The School Board doesn't like it. Teachers don't think very much of it either.
But like it or not, Hernando County is moving full-steam ahead to comply with a state-mandated merit pay plan that would give 25 percent of the district's teachers a 5 percent raise next year, based on their students' performance on standardized tests.
The state has pledged to pay about $1.2-million toward those bonuses if the district submits an acceptable plan by Dec. 31.
If it misses the deadline, Hernando will lose the state money but will still have to pay the bonuses out of pocket.
Earlier this month, board members groused at the state's rushed pace to implement the plan during the current school year, now approaching its mid point.
"The fun thing will be to evaluate teachers retroactively, based on rules you adopt in March," said board member Jim Malcolm.
"I don't think we have any options but to proceed on it," chairman Pat Fagan replied.
For many teachers, the main objection isn't timing but the very notion that standardized tests are a fair way to single out teachers or judge the cumulative, year-by-year effort of educating children.
"I think the individual efforts teachers put in, you really can't separate them from the team efforts that go on," said Mike Pilla, an exceptional-student inclusion teacher at West Hernando Middle School. "Education is such a team process."
He said the state's insistence on pitting teachers against each other for a limited pot of money wasn't helpful, and might even sour teachers on the idea of "mainstreaming" ESE students in their general-education classrooms.
"I think it's destructive to morale and the teaching profession," Pilla said. "I think it's a harmful process."
Under the state's plan, ESE teachers like him and colleague Maureen Finelli - whose students often don't take the Florida Comprehensive Assessment Test - must use a different test to measure their students' progress. That goes for every teacher whose students aren't currently tested, including those in the arts, languages and vocational education.
"It shouldn't be based on student tests," Finelli said. "A kid has a bad day and doesn't do well on the test - it isn't the teacher's fault."
The state is currently working with the Hillsborough County School Board to develop a "test bank" of assessments for subjects not covered by the FCAT.
Jeff Greves, chairman of the mathematics department at Springstead High School, teaches many 11th- and 12th-graders in Advanced Placement classes.
The state plan means those students might have to take another subject-area test in calculus or geometry so that he might qualify for a bit more money, he said.
Meanwhile, the profession is losing good mathematicians to higher-paying jobs in private industry, Greves said.
"They're throwing us a bone," he added. "The state should be doing something about salaries across the board first."

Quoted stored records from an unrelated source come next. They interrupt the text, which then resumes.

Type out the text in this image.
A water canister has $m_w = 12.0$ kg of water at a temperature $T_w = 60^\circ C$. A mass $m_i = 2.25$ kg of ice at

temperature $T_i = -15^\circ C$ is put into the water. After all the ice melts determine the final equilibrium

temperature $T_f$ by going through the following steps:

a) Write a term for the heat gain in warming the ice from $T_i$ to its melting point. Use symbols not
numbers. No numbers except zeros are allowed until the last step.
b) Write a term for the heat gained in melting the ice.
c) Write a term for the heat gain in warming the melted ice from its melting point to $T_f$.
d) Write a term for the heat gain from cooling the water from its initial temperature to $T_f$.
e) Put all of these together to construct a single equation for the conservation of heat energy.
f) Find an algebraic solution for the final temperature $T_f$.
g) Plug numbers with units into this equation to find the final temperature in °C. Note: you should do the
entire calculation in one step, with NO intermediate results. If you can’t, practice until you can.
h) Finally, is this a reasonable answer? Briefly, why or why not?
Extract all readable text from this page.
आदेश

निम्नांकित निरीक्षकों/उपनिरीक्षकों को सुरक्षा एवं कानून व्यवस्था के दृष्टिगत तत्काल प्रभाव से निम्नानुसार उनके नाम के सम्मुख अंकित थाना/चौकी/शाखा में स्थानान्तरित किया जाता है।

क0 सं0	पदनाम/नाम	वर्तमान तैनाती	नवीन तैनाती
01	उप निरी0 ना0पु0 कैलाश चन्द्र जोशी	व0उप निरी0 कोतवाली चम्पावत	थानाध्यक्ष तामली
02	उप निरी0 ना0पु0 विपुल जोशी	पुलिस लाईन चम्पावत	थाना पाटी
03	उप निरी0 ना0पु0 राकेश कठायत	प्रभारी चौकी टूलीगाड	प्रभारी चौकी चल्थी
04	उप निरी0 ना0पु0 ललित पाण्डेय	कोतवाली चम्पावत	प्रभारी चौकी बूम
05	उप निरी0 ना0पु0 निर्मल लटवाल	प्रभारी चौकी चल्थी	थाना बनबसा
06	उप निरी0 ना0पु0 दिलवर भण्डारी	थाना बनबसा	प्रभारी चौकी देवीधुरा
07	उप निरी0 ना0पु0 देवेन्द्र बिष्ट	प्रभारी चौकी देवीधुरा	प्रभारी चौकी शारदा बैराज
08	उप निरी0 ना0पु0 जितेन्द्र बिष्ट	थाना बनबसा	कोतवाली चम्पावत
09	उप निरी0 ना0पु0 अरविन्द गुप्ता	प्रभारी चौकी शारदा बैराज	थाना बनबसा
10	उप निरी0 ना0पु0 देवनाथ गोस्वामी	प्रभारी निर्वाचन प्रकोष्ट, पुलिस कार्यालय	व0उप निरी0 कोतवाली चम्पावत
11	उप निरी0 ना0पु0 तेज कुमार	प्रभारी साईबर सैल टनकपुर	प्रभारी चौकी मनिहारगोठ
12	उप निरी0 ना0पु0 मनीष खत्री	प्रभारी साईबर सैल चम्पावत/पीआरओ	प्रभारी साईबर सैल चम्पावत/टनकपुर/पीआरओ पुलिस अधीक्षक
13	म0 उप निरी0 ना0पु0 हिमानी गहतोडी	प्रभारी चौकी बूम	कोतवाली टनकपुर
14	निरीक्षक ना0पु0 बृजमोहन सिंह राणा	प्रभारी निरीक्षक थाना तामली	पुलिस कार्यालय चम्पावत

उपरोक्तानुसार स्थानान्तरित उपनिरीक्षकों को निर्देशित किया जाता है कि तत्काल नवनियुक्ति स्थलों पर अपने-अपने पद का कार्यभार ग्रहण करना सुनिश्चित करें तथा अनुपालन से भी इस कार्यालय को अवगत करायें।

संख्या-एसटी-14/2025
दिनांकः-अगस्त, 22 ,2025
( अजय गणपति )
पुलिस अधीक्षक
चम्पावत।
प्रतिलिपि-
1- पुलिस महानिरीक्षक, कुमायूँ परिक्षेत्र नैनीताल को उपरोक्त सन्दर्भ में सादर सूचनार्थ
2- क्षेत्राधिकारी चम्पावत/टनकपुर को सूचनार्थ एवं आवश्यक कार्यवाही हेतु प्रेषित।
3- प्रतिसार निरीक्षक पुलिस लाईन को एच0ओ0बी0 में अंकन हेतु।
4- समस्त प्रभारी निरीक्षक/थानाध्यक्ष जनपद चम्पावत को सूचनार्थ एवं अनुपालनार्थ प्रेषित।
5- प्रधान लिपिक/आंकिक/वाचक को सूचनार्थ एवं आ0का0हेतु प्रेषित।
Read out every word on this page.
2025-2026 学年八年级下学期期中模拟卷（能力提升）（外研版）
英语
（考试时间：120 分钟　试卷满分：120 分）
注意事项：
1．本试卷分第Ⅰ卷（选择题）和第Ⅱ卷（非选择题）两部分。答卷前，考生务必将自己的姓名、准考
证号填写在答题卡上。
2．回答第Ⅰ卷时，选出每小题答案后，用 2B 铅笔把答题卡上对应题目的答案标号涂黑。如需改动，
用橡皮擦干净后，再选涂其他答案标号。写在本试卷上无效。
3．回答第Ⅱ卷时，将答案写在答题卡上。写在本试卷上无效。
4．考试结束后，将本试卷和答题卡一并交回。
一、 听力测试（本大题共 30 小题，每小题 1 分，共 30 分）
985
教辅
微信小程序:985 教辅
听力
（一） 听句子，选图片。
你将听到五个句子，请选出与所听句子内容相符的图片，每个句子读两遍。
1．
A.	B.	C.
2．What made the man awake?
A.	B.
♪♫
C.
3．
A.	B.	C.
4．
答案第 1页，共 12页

Colleen Doulk, a science teacher at Challenger K-8 School of Science and Mathematics, tries not to think about the plan.
"I'm so against it," she said. "I think it's just ludicrous."
Children learn in different ways and benefit from teachers with different styles, Doulk said. By focusing on test results alone, the state risks overlooking superior teachers whose contributions aren't measured by existing tests, she said.
"It's wrong to lump us all into one category," she said. "At least give us better benefits so we can provide health insurance for our families."
The Florida Education Association has filed a lawsuit challenging the state Department of Education's process in rolling out the program. But in the meantime, Hernando Classroom Teachers Association president Brian Phillips said his union, once a draft has been approved, will negotiate with the district over changes the plan would mean for the teachers' contract.